Y sí, es cierto, los recuerdos de esta prisión de carne se ciernen sobre nosotros apenas nacemos, y todo lo olvidamos demasiado rápido. Y sin embargo, aun recién nacidos, sí que recordábamos otros tiempos y lugares. Nosotros, niños indefensos, sujetos en brazos o arrastrándonos a cuatro patas por el suelo, soñábamos que volábamos por el aire. Sí, y soportábamos el tormento de aterradoras pesadillas, con seres oscuros y monstruosos. Nosotros, niños recién nacidos, sin ninguna experiencia, nacimos con miedo, con el recuerdo del miedo: y la memoria es experiencia.
En cuanto a mí, cuando apenas empezaba a hablar, a una edad tan tierna que todavía emitía sonidos para expresar si tenía hambre o sueño, ya sabía que había sido un vagabundo de las estrellas. Sí, yo, que nunca había balbuceado la palabra «rey», recordaba que una vez había sido el hijo de un rey. E incluso recordaba que alguna vez también había sido esclavo, e hijo de esclavos, y que había llevado una argolla alrededor del cuello.
Y más todavía. Cuando tenía tres años, y cuatro, y cinco años, aún no era yo mismo. Era solamente una transformación en curso, un flujo del espíritu todavía caliente en el molde de mi carne en un tiempo y en un espacio concretos. En aquel tiempo, todo lo que había sido en las miles de vidas anteriores se agolpaba en mí, confundiendo el flujo de mi espíritu, en un esfuerzo por convertirse e incorporarse a mi persona.
Qué estupidez, ¿no? Pero recuerden, lectores —espero viajar lejos con ustedes, a través del tiempo y del espacio—, recuerden que he pensado mucho sobre todas estas cuestiones; que a lo largo de noches de sangre, de oscuros esfuerzos que duraron años y años, he estado a solas con mis muchas otras identidades y he podido contemplarlas y examinarlas. He pasado toda clase de infiernos en diferentes existencias para traerles noticias que compartiremos en esta hora, mientras leen cómodamente estas páginas.
Y volviendo a lo anterior, les decía que a la edad de tres, cuatro o cinco años, yo todavía no era yo. Simplemente estaba materializándome mientras tomaba forma en el molde de mi cuerpo, y todo el tiempo pasado, con su potencial indestructible, se forjaba en la mezcla de mi ser para determinar cuál sería la forma definitiva. No fue mi voz la que gritó en la noche por temor a cosas de sobra conocidas, pero que yo, en verdad, ni conocía ni podía conocer. Lo mismo sucedía con mis rabietas infantiles, con mis amores, con mis risas. Otras voces gritaban a través de mi voz, las voces de hombres y mujeres de otras épocas, de todos mis antepasados ocultos entre sombras. Y el gruñido de mi rabia se fundía con el de bestias más antiguas que las montañas; y los gritos histéricos de mi infancia, con todo el rojo de su ira, no desentonaban con los gritos bárbaros e ininteligibles de bestias pregeológicas anteriores a Adán.
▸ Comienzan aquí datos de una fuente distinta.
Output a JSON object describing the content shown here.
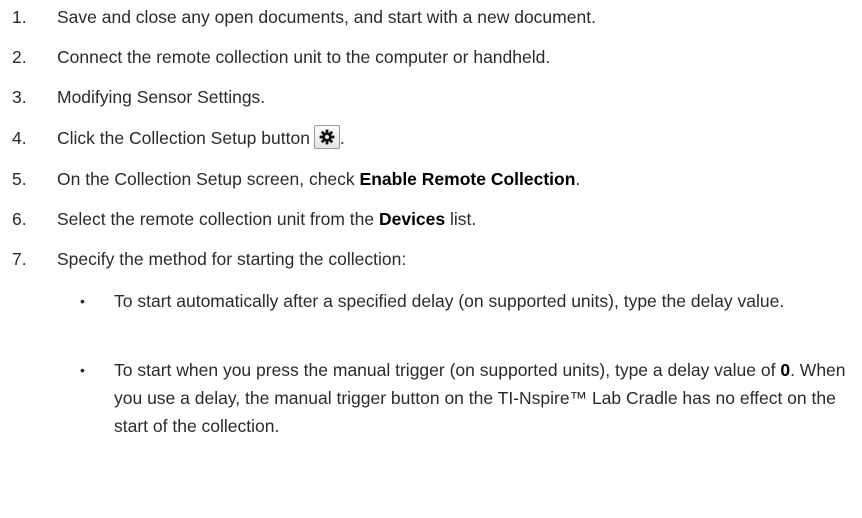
{
  "steps": [
    {
      "num": "1.",
      "text": "Save and close any open documents, and start with a new document."
    },
    {
      "num": "2.",
      "text": "Connect the remote collection unit to the computer or handheld."
    },
    {
      "num": "3.",
      "text": "Modifying Sensor Settings."
    },
    {
      "num": "4.",
      "pre": "Click the Collection Setup button",
      "post": ".",
      "icon": "gear-icon"
    },
    {
      "num": "5.",
      "pre": "On the Collection Setup screen, check ",
      "bold": "Enable Remote Collection",
      "post": "."
    },
    {
      "num": "6.",
      "pre": "Select the remote collection unit from the ",
      "bold": "Devices",
      "post": " list."
    },
    {
      "num": "7.",
      "text": "Specify the method for starting the collection:"
    }
  ],
  "bullets": [
    {
      "marker": "•",
      "text": "To start automatically after a specified delay (on supported units), type the delay value."
    },
    {
      "marker": "•",
      "pre": "To start when you press the manual trigger (on supported units), type a delay value of ",
      "bold": "0",
      "post": ". When you use a delay, the manual trigger button on the TI-Nspire™ Lab Cradle has no effect on the start of the collection."
    }
  ]
}
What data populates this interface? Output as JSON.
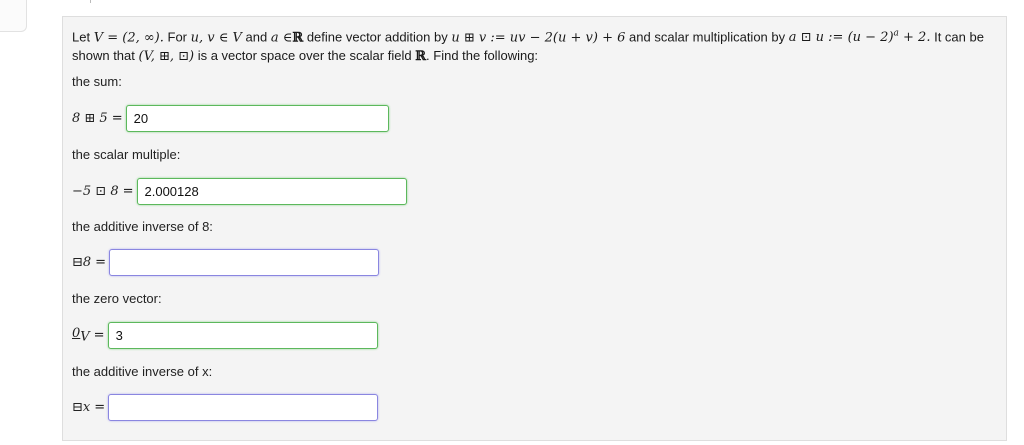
{
  "problem": {
    "intro": "Let",
    "set_def": "V = (2, ∞).",
    "for_text": "For",
    "vars": "u, v ∈ V",
    "and1": "and",
    "scalar_var": "a ∈",
    "reals": "ℝ",
    "def_add": "define vector addition by",
    "add_formula": "u ⊞ v := uv − 2(u + v) + 6",
    "and2": "and",
    "def_mul": "scalar multiplication by",
    "mul_formula_base": "a ⊡ u := (u − 2)",
    "mul_formula_exp": "a",
    "mul_formula_tail": "+ 2.",
    "tail1": "It can be shown that",
    "tuple": "(V, ⊞, ⊡)",
    "tail2": "is a vector space over the scalar field",
    "tail3": ". Find the following:"
  },
  "questions": [
    {
      "label": "the sum:",
      "expr": "8 ⊞ 5",
      "value": "20",
      "state": "correct"
    },
    {
      "label": "the scalar multiple:",
      "expr": "−5 ⊡ 8",
      "value": "2.000128",
      "state": "correct"
    },
    {
      "label": "the additive inverse of 8:",
      "expr": "⊟8",
      "value": "",
      "state": "empty"
    },
    {
      "label": "the zero vector:",
      "expr_base": "0",
      "expr_sub": "V",
      "value": "3",
      "state": "correct"
    },
    {
      "label": "the additive inverse of x:",
      "expr": "⊟x",
      "value": "",
      "state": "empty"
    }
  ],
  "equals": "=",
  "colors": {
    "correct": "#5cb85c",
    "empty": "#8a86e0",
    "panel": "#f4f4f4"
  }
}
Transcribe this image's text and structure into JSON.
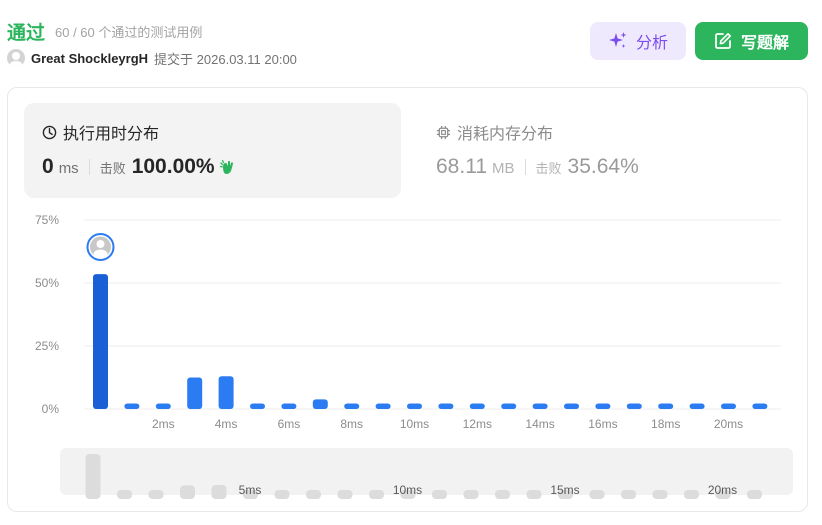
{
  "status": {
    "title": "通过",
    "testcases": "60 / 60 个通过的测试用例",
    "username": "Great ShockleyrgH",
    "submitted_at": "提交于 2026.03.11 20:00"
  },
  "actions": {
    "analyze_label": "分析",
    "solution_label": "写题解"
  },
  "runtime": {
    "title": "执行用时分布",
    "value": "0",
    "unit": "ms",
    "beat_label": "击败",
    "beat_value": "100.00%"
  },
  "memory": {
    "title": "消耗内存分布",
    "value": "68.11",
    "unit": "MB",
    "beat_label": "击败",
    "beat_value": "35.64%"
  },
  "colors": {
    "accent_green": "#2db55d",
    "bar_blue": "#2b7bf3",
    "bar_selected": "#1a5fd6",
    "analyze_purple": "#7c4ded"
  },
  "chart_data": [
    {
      "type": "bar",
      "title": "",
      "ylabel": "",
      "xlabel": "",
      "y_ticks": [
        "75%",
        "50%",
        "25%",
        "0%"
      ],
      "ylim": [
        0,
        75
      ],
      "x_tick_labels": [
        "2ms",
        "4ms",
        "6ms",
        "8ms",
        "10ms",
        "12ms",
        "14ms",
        "16ms",
        "18ms",
        "20ms"
      ],
      "categories_ms": [
        0,
        1,
        2,
        3,
        4,
        5,
        6,
        7,
        8,
        9,
        10,
        11,
        12,
        13,
        14,
        15,
        16,
        17,
        18,
        19,
        20,
        21
      ],
      "values": [
        53.5,
        2.2,
        2.2,
        12.5,
        13.0,
        2.2,
        2.2,
        3.8,
        2.2,
        2.2,
        2.2,
        2.2,
        2.2,
        2.2,
        2.2,
        2.2,
        2.2,
        2.2,
        2.2,
        2.2,
        2.2,
        2.2
      ],
      "highlighted_index": 0,
      "grid": true
    },
    {
      "type": "bar",
      "title": "",
      "x_tick_labels": [
        "5ms",
        "10ms",
        "15ms",
        "20ms"
      ],
      "values": [
        53.5,
        2.2,
        2.2,
        12.5,
        13.0,
        2.2,
        2.2,
        3.8,
        2.2,
        2.2,
        2.2,
        2.2,
        2.2,
        2.2,
        2.2,
        2.2,
        2.2,
        2.2,
        2.2,
        2.2,
        2.2,
        2.2
      ]
    }
  ]
}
Y así se descubre el secreto. ¡La ira roja! La que me ha aniquilado en esta, mi vida presente. Por culpa de ella, dentro de unas semanas, seré llevado desde esta celda hasta un lugar más elevado, con una plataforma inestable, adornada en su parte superior por una soga larga y tensa; y allí me colgarán del cuello hasta que muera. La ira roja ha podido conmigo en todas mis vidas, porque ella ha sido mi catastrófica e infortunada herencia desde los tiempos del lodo primigenio, antes de los albores del mundo.
Ya es hora de que me presente. Ni estoy loco ni soy un lunático. Quiero que lo sepan, para que puedan darles el debido crédito a los hechos que pretendo explicarles. Soy Darrell Standing. Algunos de ustedes, al leer este nombre, me habrán reconocido de inmediato. Pero permítanme que exponga mi caso a la mayoría que no me conoce. Hace ocho años, yo era catedrático de Agronomía en la Facultad de Agricultura de la Universidad de California. Hace ocho años, el aletargado pueblecito de Berkeley quedó conmocionado con el asesinato del catedrático Haskell en uno de los laboratorios del departamento de Mineralogía: Darrell Standing fue el asesino.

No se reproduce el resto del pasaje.